Saturday, November 03, 2007

POETRY | HIRSHFIELD | In Praise of Coldness

I was looking through some of my old Moleskine notebooks, and I came across one that I kept as a poetry journal. I had copied by hand, the poems that I found moving and inspiring. I have also included several entries for Patti Smith.

There were also a few poems by Jane Hirshfield - among them, "In Praise of Coldness", which quoted Chekhov. I re-read that poem, and now I couldn't let it go.


“If you wish to move your reader,”
Chehkov wrote, “you must write more coldly.”

Herakleitos recommended, “A dry soul is best.”

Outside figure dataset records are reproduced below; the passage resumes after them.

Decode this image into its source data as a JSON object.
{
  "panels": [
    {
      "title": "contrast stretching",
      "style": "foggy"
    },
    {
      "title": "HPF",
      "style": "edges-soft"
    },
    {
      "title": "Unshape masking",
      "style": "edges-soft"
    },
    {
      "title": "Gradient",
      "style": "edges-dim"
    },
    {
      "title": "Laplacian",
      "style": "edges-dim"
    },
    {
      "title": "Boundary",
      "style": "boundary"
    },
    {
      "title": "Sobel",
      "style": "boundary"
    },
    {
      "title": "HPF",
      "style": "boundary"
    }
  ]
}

And so at the center of many great works
is found a preserving dispassion,
like the vanishing point of quattrocento perspective,
or the tiny packets of dessicant enclosed
in a box of new shoes or seeds.

But still the vanishing point
is not the painting,
the silica is not the blossoming plant.

Chekhov, dying, read the timetables of trains.
To what more earthly thing could he have been faithful?–
Scent of rocking distances,
smoke of blue trees out the window,
hampers of bread, pickled cabbage, boiled meat.

Scent of the knowable journey.

Neither a person entirely broken
nor one entirely whole can speak.

In sorrow, pretend to be fearless. In happiness, tremble.